Brincidofovir is one of several experimental drugs administered to a small number of patients to treat Ebola virus disease during the 2014 outbreak. The WHO published a report on the ethics of using unregistered interventions to treat Ebola, where they concluded that "In the particular context of the current Ebola outbreak in West Africa, it is ethically acceptable to offer unproven interventions that have shown promising results in the laboratory and in animal models but have not yet been evaluated for safety and efficacy in humans as potential treatment or prevention."

== Research ==
Brincidofovir is under investigation for the treatment of cytomegalovirus, adenovirus, poxvirus, and ebolavirus infections. It has been used off-label for the treatment of monkeypox.

=== Adenovirus and cytomegalovirus ===
As of 2014, brincidofovir is in Phase III clinical trials for use in humans against cytomegalovirus and adenovirus. Preliminary safety data from a database of 1000 patients supported progression into later phase trials, Chimerix announced in December 2015 that the Phase III trials for use of the drug in preventing cytomegalovirus infection in stem cell transplant patients had failed, and in February 2016 shut down two other late-stage trials for use of the drug in preventing infection after kidney transplants. Brincidofovir is not yet FDA approved for adenovirus or cytomegalovirus due to lack of efficacy in clinical trials. In a trial of brincidofovir for CMV prophylaxis in stem cell transplant patients, brincidofovir was associated with a 15.5% week 24 all-cause mortality compared with 10.1% among placebo recipients. Additionally brincidofovir was associated with increased serious adverse events (57.1% versus 37.6%) compared with placebo. Brincidofovir was initially offered via an FDA expanded access trial; however as of 9 May 2019, Chimerix discontinued clinical trials of brincidofovir for the treatment of adenovirus and discontinued the expanded access program in 2019.

=== Ebola ===
After initial studies by the Centers for Disease Control and Prevention (CDC, Atlanta, Georgia, US) in cell culture models, on 6 October 2014, Chimerix received an FDA authorization for emergency investigational new drug applications of brincidofovir for the treatment of Ebola virus disease. Brincidofovir was administered to the first patient diagnosed in the Ebola virus disease outbreak in the US in 2014. The patient was given the drug starting six days after hospital admission when he was already critically ill; he died four days later. Brincidofovir was also given to Ebola patient Ashoka Mukpo at the Nebraska Medical Center, who had developed the disease and then was pronounced Ebola-free and released from the center on 22 October 2014.

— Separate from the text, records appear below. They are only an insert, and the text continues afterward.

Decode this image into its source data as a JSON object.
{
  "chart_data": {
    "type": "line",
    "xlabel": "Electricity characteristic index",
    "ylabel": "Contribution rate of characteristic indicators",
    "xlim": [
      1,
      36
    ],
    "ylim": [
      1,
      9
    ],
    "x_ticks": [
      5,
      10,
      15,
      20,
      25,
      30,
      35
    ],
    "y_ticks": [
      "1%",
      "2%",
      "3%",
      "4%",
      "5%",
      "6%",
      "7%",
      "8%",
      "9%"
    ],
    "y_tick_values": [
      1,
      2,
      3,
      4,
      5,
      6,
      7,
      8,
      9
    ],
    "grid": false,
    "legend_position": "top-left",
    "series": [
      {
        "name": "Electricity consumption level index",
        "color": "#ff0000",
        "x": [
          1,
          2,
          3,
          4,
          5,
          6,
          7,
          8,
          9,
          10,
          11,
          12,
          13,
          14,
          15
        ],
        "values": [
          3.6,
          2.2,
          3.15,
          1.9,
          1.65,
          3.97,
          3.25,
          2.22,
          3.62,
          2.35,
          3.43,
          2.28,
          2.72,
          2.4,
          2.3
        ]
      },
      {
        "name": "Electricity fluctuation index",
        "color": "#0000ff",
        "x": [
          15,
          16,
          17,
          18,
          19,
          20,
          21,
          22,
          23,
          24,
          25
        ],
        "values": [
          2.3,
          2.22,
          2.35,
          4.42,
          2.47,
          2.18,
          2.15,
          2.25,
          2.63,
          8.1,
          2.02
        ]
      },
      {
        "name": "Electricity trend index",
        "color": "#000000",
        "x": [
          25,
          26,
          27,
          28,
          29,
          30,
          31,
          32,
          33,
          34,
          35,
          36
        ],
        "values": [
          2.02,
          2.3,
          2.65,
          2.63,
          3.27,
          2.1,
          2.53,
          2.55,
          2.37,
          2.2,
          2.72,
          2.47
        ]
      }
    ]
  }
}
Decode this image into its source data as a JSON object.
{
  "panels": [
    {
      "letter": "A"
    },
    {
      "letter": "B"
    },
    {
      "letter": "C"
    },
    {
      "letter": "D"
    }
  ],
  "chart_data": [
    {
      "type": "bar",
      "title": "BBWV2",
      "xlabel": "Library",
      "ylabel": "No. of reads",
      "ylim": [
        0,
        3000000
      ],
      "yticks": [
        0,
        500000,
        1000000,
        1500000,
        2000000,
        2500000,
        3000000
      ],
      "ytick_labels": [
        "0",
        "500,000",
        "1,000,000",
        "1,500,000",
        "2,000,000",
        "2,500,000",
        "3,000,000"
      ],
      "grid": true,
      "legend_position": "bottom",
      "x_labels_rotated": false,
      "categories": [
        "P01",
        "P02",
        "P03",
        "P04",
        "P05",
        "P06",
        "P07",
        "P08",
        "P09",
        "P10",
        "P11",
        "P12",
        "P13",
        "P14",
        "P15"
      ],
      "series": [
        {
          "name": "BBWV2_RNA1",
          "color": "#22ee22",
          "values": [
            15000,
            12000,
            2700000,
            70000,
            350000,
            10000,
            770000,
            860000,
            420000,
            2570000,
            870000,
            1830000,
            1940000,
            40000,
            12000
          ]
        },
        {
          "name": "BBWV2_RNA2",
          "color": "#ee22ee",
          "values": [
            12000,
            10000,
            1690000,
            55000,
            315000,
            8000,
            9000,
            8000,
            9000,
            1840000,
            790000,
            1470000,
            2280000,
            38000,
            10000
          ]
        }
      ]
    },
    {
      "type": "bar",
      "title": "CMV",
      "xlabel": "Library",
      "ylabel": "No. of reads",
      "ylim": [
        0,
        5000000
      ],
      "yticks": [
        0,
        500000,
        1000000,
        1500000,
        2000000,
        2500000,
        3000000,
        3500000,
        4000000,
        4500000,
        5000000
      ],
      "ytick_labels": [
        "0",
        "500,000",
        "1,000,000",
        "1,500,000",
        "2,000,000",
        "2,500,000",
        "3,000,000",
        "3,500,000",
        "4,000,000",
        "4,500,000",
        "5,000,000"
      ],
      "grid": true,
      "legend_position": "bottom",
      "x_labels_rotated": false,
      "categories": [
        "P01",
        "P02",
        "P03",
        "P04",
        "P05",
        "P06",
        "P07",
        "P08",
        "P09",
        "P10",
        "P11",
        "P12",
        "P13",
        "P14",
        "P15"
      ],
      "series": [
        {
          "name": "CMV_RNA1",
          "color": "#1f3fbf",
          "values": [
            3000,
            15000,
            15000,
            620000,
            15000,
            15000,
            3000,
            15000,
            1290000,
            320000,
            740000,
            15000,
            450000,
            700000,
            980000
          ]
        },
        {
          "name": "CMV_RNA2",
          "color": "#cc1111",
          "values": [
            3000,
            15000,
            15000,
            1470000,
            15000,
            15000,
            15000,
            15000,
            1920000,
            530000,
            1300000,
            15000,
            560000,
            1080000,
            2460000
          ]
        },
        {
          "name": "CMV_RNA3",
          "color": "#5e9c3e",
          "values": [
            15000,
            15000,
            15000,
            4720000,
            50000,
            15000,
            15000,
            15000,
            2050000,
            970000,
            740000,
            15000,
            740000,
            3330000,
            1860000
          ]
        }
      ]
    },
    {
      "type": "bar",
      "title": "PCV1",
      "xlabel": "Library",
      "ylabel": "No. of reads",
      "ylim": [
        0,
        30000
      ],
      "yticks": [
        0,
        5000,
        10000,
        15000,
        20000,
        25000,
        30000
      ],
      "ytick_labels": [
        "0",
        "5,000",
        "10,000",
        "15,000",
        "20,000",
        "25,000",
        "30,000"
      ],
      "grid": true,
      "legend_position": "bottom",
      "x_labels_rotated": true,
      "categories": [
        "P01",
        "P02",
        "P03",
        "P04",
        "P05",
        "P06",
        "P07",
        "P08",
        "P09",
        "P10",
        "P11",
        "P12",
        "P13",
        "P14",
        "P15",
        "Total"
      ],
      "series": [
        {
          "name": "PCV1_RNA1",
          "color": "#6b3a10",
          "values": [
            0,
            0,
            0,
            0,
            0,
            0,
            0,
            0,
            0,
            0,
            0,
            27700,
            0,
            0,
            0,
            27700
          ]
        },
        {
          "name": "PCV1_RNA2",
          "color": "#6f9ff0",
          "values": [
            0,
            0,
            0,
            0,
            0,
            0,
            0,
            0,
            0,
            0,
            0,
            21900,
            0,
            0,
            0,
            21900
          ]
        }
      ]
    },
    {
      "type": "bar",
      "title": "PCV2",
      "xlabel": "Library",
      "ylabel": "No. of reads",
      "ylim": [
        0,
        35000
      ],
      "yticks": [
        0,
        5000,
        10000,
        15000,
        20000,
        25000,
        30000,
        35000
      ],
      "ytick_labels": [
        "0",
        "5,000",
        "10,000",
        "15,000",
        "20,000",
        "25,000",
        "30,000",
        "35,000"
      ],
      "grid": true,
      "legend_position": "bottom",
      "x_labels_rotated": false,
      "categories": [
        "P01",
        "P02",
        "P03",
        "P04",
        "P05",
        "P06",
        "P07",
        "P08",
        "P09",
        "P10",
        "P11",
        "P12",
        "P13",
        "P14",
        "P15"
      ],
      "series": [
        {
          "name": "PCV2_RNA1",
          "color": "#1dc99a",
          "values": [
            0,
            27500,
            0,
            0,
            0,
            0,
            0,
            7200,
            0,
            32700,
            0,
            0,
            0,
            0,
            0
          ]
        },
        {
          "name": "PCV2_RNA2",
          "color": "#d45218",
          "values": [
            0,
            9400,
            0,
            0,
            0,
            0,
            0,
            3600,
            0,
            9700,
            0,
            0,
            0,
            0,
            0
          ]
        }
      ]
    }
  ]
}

In October 2014, Chimerix reported it had been given approval by the FDA to start Phase 2 trials in patients infected with ebolaviruses for brincidofovir's safety, tolerability, and efficacy. Organised by a team of scientists at the University of Oxford, including Peter Horby, Jake Dunning, Laura Merson and Trudie Lang, a trial commenced during January 2015 in Liberia, but was subsequently discontinued. Because of a lack of suitable subjects in Liberia, Oxford University and Médecins Sans Frontières planned to extend the trial to Sierra Leone, where there were still Ebola cases; but on 30 January 2015, the manufacturer decided to withdraw support for the trial and end discussion of future trials.

=== Animals ===
In animal trials brincidofovir has shown activity against cytomegalovirus, adenoviruses, BK virus, poxviruses, and herpes simplex viruses. Brincidofovir appears to have potential for the treatment of Ebola virus disease, which is somewhat paradoxical, as ebolaviruses are RNA viruses and thus do not contain DNA as the above-mentioned viruses.